『變態心理』17巻4號(一九二六年四月)に〈心靈界春秋〉なる欄があり、「靈媒に依る『物品引寄』實驗會を監視するの記――一喝の氣合で出羽の國から三尺の刀劍を引き寄せるといふ――果して我等は何を觀取したか――」といふ記事が載ってゐます。筆者はヒロミ生こと北野博美*1。
靈媒は御嶽行者の品川守道なる人物。實驗會の主催者は淺野和三郎。大本教に騙されてもまだ懲りないらしく心靈科學研究會を主宰してゐたが、輕信にも、この超能力が學術的審査に耐へ得るものと思ったか、主婦之友社と科學畫報社の後援で實驗會を催すことになった。そこで大本批判の舊敵『變態心理』關係者も招かれたやうなのです。結構、當時の有名人士が參加してゐます。
結局、厳密な監視下では物品引寄はならず、淺野と行者は日を改めてやり直すと言ひ出した。しかし一週間後のその日も、行者の爺さんが幾ら神憑りになって頑張っても中々刀劍は出現しない(當り前ですが)。そこで監視役の一人、沖野岩三郎が口を出した。――これ以上待ってもあの爺さんを苦しめるだけで、可哀相だ。來會者に謝罪してもう止めるべきではないか。わしはこんなところで出もしないものをボンヤリ待ってゐるよりも、河合ダンスを見に行きたいのだ――云々。流石は(元?)牧師らしく人道主義で老人を憐れみながら、暗に失敗を認めて閉會せよと説いたワケです。

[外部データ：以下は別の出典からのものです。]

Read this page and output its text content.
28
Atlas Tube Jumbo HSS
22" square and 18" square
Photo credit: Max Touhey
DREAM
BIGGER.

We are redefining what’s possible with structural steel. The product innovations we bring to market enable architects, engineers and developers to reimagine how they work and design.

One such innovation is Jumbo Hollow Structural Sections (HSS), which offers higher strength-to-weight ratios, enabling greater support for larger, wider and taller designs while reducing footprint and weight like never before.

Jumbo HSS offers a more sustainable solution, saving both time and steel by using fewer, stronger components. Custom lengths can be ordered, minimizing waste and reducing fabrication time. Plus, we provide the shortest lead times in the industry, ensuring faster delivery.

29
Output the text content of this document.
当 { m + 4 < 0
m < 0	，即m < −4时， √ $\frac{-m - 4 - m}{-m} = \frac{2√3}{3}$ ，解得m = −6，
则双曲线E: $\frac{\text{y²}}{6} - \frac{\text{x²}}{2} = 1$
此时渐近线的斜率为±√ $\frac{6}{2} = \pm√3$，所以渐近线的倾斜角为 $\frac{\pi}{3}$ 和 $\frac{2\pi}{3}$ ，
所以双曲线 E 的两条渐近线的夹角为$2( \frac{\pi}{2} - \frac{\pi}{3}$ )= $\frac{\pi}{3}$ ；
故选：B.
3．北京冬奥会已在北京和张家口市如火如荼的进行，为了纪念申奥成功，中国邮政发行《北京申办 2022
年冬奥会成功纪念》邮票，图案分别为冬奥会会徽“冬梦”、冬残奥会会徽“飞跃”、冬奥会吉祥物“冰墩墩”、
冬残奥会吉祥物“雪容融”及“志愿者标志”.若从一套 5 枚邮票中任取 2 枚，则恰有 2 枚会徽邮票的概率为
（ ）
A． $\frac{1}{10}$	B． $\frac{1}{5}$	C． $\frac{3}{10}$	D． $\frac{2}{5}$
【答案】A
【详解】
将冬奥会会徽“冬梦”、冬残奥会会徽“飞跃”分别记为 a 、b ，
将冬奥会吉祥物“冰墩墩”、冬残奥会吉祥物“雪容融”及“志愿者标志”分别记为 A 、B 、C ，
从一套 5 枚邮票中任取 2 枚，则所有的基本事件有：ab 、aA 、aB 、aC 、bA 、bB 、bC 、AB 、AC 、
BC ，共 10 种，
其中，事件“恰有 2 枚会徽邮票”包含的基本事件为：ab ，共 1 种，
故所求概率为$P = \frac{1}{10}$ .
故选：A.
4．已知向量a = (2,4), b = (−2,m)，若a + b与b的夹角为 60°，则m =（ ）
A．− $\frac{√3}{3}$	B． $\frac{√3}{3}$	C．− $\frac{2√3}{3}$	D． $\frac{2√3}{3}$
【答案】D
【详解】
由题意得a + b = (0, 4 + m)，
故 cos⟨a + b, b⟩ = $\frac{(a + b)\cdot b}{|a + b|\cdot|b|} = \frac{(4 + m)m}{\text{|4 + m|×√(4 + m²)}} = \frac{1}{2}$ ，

すると後から「河合ダンスへ行きたいなどといふのは非紳士的態度だ」と吼える聲があった。これは吉岡信吉といふ人だったと。
河合ダンスってなんなのだらう……それはともかく。
ここまでは、ちょっと滑稽な話だといふに過ぎません。ところが最近、沖野岩三郎『迷信の話』(恒星社厚生閣、1951.2)を見てゐて、この時のことを回顧した文章が收められてゐるのに氣づきました。これで北野博美の記述を補へます。中でも注目すべきは、沖野曰く「[……]この研究と河合ダンスを一つにするとは失敬千萬だ、と言つて怒號した男があった。見るとそれは當時有名な早稻田の野球應援團長吉岡彌次將軍であつた」。
では吉岡信吉とは、吉岡信敬のことだったか! 勿論、横田順彌がしばしば取り上げる、あの天狗倶樂部の名物男にほかなりません。『〔天狗倶楽部〕怪傑伝』を引くと、吉岡の項には「本名・のぶよし」とありますから、間違ひありません。
照合してこの沖野の記述に行き當った時の悦び、おわかり戴けませうか。極ちょっとした發見に過ぎませんが、かういふ悦びがある限り生きてゆけるなあ、などと感慨暫し(尤も、それでメシは喰ってゆけませんが)。
しかし吉岡野次將軍、どこにでも顔を出してゐたんですなあ……。
因みに沖野によれば、河合ダンスとは「帝劇へ大阪から來てゐ」たものの由*2。
それから實驗會の方ですが、小熊虎之助*3の身體檢査によって服裝の下に佛像と鏡を隱し持ってゐたことを暴かれたので、品川行者は逃げるやうに「神の方にも都合がある、今日はもうこれで終りであるぞ」と宣うた、とか*4。
(二〇〇〇年十月五日稿、友人宛書翰中より)
03-05-10・04-06-15追記:北野博美に就ては近年研究が進められてゐる。下記文獻參照。
02-08-26追記:肥田晧三「昭和大阪モダニズムの華 河合ダンス物語」(『大阪春秋』第102号「特集・おおさか昭和モダニズム」所載)を入手すべきか。永井良和も何か書いてゐるかもしれない。
04-05-24追記:趙心理學者。經歴や著作一覽は、『夢と異常の世界 小熊虎之助鶴寿記念文集』(小熊虎之助先生満八十歳祝賀会実行委員会、1969.2)を參照すること。
06-09-13追記:これには淺野和三郎も呆れたやうだ。「品川行者の物品引寄実験記」(心霊著作保存会のサイト『心霊図書館 心霊文献集』に飜刻)參照。